Comment by seanhunter

4 months ago

At one time I briefly spent a bunch of time learning kdb/q. I remember one particular day when I wrote a non-trivial program and it worked first time. I was so shocked I thought I must have suffered some kind of brain aneurism or something.

oh, gosh. sorry for your loss.

if you don't mind me asking, do you also remember the day when you wrote some non-trivial program in any language and it "worked" the first time, whatever that means (i presume "correctly")? what was the language? are you sure you've made a full recovery from that shock as well?

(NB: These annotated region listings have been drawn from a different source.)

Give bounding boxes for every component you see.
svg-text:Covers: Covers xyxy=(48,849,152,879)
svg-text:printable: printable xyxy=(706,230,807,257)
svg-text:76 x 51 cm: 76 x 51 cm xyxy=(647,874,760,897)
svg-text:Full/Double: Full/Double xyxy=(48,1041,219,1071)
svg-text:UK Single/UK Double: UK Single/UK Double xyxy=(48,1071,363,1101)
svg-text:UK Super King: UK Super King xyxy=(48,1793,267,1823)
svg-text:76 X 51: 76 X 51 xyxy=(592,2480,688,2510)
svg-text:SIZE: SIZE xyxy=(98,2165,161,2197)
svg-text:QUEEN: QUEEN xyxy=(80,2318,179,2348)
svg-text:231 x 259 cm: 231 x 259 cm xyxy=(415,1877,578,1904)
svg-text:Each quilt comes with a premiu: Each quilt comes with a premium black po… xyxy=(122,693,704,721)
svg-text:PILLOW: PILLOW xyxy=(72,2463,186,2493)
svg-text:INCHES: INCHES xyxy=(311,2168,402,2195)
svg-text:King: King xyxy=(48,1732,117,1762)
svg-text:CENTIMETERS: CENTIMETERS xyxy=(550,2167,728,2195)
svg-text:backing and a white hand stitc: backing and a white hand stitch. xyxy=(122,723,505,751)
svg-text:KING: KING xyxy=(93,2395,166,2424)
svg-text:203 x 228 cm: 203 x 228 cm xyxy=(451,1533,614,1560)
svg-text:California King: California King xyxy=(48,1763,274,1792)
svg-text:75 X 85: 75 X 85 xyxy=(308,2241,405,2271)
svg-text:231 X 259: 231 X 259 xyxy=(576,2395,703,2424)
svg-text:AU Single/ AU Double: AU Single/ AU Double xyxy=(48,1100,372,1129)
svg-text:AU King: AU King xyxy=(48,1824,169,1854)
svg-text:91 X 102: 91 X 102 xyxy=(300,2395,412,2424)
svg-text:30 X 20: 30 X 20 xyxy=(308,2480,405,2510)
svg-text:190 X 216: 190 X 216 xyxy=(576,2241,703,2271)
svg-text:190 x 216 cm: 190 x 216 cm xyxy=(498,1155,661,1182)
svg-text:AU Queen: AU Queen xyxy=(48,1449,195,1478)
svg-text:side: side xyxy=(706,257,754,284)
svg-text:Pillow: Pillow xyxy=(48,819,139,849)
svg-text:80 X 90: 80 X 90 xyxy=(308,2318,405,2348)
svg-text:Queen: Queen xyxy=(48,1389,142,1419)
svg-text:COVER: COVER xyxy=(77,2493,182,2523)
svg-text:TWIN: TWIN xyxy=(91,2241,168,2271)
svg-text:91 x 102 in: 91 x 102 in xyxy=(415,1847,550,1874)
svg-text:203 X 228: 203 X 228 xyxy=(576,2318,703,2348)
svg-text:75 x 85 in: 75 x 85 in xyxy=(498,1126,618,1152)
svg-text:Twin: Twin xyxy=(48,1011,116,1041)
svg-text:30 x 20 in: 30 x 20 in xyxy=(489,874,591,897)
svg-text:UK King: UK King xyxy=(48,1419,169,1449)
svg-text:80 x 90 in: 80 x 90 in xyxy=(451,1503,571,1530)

on a serious note, APL (and, by proxy, its descendants) invented REPL (dubbed "dialogue approach") long before the people who coined "REPL" even came to be. When that happened, C lanugage wasn't around either. Fortran was, granted, and sure enough it "worked" every time. you didn't even have to try, just punch it up on a punchcard, stick it in, wait a while. done. flawless.

on a closing note: writing correct programs takes skill and happens in iterations. the faster you can iterate, the faster you can justify your money's worth. the less you type, the more you think. less code less bug.

does that help?

  • What I mean by "worked" in this context is compiled/parsed[1] without error and had correct behaviour when executed.

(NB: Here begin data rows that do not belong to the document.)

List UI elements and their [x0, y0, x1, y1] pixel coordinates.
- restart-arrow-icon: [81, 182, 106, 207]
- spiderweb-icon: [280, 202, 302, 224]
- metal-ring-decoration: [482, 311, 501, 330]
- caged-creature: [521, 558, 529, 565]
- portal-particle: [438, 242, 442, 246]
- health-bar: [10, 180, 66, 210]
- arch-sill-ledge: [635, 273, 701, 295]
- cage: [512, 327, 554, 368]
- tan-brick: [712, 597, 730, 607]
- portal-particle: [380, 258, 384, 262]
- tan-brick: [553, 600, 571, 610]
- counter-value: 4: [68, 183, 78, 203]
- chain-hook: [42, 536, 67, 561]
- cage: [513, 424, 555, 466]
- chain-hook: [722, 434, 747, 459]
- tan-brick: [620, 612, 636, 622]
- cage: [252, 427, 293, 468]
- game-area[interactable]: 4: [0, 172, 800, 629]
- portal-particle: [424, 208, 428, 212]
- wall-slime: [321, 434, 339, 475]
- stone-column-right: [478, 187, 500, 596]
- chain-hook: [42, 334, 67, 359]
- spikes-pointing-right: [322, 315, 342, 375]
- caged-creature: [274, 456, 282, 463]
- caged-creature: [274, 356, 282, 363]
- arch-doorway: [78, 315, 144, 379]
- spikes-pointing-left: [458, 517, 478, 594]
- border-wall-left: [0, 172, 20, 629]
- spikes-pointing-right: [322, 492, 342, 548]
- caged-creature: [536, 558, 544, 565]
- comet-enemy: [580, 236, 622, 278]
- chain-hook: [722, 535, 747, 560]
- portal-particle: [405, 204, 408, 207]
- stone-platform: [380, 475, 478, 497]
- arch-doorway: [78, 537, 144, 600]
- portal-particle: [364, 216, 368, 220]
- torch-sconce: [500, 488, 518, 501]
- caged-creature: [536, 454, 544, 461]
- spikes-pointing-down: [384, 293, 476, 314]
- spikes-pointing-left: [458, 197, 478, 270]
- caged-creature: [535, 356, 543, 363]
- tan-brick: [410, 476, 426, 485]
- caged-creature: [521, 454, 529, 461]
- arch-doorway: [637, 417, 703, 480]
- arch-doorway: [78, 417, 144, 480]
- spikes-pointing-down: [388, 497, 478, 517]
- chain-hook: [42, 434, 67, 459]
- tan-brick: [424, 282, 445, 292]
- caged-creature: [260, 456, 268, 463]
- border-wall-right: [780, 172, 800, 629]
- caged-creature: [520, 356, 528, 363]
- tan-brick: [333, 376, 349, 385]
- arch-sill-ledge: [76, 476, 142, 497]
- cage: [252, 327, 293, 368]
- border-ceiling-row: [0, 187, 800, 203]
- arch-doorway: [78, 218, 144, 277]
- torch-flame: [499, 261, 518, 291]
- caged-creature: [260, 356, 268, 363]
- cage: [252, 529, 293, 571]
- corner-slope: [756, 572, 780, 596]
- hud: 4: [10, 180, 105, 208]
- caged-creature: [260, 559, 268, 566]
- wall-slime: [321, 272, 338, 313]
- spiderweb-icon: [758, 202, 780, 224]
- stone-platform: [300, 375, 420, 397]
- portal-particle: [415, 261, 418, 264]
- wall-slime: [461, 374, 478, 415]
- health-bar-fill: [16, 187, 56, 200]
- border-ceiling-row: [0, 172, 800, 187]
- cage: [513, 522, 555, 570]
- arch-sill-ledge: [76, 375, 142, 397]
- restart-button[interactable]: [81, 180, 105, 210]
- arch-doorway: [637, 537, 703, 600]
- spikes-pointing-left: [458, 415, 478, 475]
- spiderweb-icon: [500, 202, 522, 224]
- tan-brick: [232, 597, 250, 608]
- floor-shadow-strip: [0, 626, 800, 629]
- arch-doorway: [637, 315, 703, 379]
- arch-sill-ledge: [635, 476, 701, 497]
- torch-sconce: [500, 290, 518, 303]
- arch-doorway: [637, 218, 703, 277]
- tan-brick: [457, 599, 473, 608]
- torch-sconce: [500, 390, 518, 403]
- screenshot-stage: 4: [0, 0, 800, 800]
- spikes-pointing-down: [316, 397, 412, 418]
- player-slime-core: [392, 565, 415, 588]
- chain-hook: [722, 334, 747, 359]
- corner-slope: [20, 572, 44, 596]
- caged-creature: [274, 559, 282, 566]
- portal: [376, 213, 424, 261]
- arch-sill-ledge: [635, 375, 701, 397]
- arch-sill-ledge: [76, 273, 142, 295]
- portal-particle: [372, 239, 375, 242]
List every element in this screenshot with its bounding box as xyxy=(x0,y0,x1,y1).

    I have been programming professionally for about 30 years at this point, so it has happened to me literally hundreds of times at this point in at least 10 other languages- in fact in some languages (especially Haskell and Rust) I would say it's the norm for me rather than the exception to have the code work correctly if it passes compilation (which is sort of the point of strict type systems obviously).

    It literally only ever happened the one time in kdb which is why I remember it so vividly and not in those other languages.

    I have no idea why you thought your closing note might help, but sure.

    [1] Depending on language obviously.

  • >on a serious note, APL (and, by proxy, its descendants) invented REPL (dubbed "dialogue approach") long before the people who coined "REPL" even came to be.

    While I have enjoyed learning array languages, and think they are still underrated, Wikipedia seems to disagree with this statement above.

    According to wikiepdia, REPL seems to have been coined after Iverson created his notation, but before the first APL was ever written.

    https://en.wikipedia.org/wiki/Read%E2%80%93eval%E2%80%93prin...

    • > seems to disagree

      no, actually i think Wikipedia got it right:

        "The 1974 Maclisp reference manual by David A. Moon attests "Read-eval-print loop" on page 89, but does not use the acronym REPL.[7]
        Since at least the 1980s, the abbreviations REP Loop and REPL are attested in the context of Scheme.[8][9]"
      
      

      The first APL interpreter was implemented on System/360 in 1965. Iverson got a Turing in 1979.